The genes that are activated to generate the protein for green and red cones are on the X chromosome in primates, and both are extremely similar. The gene for blue is on chromosome 7, and is distinctly different from green and red. Both green and red are the products of recent evolutionary divergence, whereas blue is considerably more ancient.
In New World monkeys, there is only one spot per X chromosome for this gene to land, so it can be occupied by a red or green gene but not both. Subsequently, males (XY) get either a green or red on their X chromosome, and females (XX) get a chance to have red or green on each X chromosome. So, female New World monkeys have a 50% chance of being trichromatic, a 25% chance of being red color blind and a 25% chance of being green color blind. Male New World monkeys have a 50% chance of being red and a 50% chance of being green, with no possibility of being trichromatic.

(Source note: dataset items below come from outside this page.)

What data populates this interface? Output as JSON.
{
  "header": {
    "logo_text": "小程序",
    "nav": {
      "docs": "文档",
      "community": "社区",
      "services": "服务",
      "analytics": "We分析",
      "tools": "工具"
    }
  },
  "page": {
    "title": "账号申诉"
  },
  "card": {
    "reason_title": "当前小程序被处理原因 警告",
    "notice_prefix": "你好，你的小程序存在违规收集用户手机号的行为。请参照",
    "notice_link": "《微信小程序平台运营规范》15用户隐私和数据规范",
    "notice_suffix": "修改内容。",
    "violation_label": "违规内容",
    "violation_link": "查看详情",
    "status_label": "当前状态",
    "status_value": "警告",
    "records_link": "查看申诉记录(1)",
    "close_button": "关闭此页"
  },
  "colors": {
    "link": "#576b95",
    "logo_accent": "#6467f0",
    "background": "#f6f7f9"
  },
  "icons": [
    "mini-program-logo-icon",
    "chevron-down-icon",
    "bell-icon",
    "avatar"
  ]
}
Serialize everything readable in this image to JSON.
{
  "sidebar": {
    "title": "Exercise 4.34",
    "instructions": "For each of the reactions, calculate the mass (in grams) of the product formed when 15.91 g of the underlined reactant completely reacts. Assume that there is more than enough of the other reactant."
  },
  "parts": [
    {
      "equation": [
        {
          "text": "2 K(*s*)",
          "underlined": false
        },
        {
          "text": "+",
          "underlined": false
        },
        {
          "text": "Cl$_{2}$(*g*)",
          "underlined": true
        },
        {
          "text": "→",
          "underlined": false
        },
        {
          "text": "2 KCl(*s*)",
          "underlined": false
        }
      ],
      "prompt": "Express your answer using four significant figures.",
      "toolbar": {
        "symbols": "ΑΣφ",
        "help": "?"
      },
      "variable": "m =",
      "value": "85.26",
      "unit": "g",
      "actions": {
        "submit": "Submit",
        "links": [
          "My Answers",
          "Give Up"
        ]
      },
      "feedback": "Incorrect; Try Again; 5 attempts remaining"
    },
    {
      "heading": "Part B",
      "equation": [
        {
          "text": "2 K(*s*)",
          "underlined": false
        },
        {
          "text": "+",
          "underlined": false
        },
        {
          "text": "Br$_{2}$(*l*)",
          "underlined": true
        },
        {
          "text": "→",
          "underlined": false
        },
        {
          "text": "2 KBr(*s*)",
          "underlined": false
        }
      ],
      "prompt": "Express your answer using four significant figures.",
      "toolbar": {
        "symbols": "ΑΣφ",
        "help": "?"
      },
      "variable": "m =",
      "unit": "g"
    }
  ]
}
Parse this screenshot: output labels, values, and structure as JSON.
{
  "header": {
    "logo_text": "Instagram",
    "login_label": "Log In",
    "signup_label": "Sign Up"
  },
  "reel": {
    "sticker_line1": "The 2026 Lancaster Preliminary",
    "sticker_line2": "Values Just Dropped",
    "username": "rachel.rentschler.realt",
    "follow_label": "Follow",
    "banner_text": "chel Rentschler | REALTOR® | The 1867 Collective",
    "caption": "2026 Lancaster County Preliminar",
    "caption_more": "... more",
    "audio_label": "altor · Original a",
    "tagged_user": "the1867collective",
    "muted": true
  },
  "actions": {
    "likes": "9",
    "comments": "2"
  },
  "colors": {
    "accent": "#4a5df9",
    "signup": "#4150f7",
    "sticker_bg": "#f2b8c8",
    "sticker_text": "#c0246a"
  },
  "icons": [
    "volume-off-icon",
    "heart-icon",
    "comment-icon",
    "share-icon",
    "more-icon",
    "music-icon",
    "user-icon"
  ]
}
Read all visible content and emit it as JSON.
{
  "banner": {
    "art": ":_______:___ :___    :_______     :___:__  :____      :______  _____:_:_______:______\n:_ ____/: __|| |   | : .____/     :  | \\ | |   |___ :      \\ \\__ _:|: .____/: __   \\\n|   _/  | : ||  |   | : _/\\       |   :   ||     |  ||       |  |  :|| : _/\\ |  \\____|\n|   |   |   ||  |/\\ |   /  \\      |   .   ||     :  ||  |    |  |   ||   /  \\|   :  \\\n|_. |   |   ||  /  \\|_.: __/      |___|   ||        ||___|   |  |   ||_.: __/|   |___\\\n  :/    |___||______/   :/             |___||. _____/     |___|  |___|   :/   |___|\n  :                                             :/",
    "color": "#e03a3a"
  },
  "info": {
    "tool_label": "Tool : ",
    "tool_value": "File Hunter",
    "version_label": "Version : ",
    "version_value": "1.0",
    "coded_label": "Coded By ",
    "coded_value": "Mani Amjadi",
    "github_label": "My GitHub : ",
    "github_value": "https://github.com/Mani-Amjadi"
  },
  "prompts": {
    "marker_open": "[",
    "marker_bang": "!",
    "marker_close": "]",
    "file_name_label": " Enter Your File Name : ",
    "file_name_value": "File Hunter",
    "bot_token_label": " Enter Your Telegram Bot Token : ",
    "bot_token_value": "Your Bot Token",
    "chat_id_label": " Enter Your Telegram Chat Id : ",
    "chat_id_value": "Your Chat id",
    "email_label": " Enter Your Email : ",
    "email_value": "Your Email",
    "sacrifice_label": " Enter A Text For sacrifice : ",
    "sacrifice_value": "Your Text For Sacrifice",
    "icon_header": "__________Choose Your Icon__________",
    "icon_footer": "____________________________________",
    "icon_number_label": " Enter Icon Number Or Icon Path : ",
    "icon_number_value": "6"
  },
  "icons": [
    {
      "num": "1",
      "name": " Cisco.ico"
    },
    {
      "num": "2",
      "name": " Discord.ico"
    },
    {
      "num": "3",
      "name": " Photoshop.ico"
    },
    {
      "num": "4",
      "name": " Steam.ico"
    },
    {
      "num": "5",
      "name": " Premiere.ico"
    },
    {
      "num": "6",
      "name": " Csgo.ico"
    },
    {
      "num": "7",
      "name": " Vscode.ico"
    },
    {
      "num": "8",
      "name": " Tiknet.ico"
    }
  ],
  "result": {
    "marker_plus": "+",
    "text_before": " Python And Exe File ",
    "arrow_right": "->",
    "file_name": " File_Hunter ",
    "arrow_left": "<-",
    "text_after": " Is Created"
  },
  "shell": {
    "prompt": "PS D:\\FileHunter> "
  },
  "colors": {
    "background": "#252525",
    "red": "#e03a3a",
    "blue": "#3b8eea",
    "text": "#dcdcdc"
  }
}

This is an example of polymorphism, when two or more variants on a common gene, whose expression has a significant impact on daily life, exist in parallel in an interbreeding population. This means that neither red or green color blindness conferred a large enough advantage to cause the other gene to disappear from the group.
There are two possible causes for this. One is that in an area with both red and green foods, there may exist a see-saw like effect whereby the dominant gene in the population (let’s say green) will begin to recess as the supply of green fruit in that part of the jungle can no longer sustain the population. During this process, the handful of red cone monkeys will enjoy greater access to red fruit, until they become the dominant genetic force in the population, at which point they will recess as well. This sort of equilibrium doesn’t normally last for millions of years, so this hypothetical is not very likely. The alternative cause is that the benefit of one gene (green or red) over the other was outweighed by the benefit conferred by the existence of a stable coexistence between both red and green color blindness in the population.
One suggestion is that the cooperative behavior fostered in the search for varieties of multi-colored food paid off in other elements of their lives, like by male-female pair bonding and less sexual competition between males. Males benefited from cooperating with females, as every other female monkey was twice as good as two males at spotting colorful food. This also would result in reduced sexual dimorphism, which is present in many African primates. Two males missing opposing genes for color would, as a pair, be as efficient as a trichromat. As ancient fruits ripened throughout the seasons, the change in color could render them invisible to the background foliage for some males but extremely obvious to others, encouraging continued cooperation.
Both male and female howler monkeys have red and green genes on their X chromosomes. They came by this lucky, as the genetic evidence suggests that a green gene was duplicated by mutation in one of their ancestors, and then subsequently overwritten with a red gene in a later generation. This stable trichromatic formation quickly spread through the existing populations as it was considerably more beneficial to each individual monkey. As a result, sexual dimorphism and an imbalance in the gender ratio returned.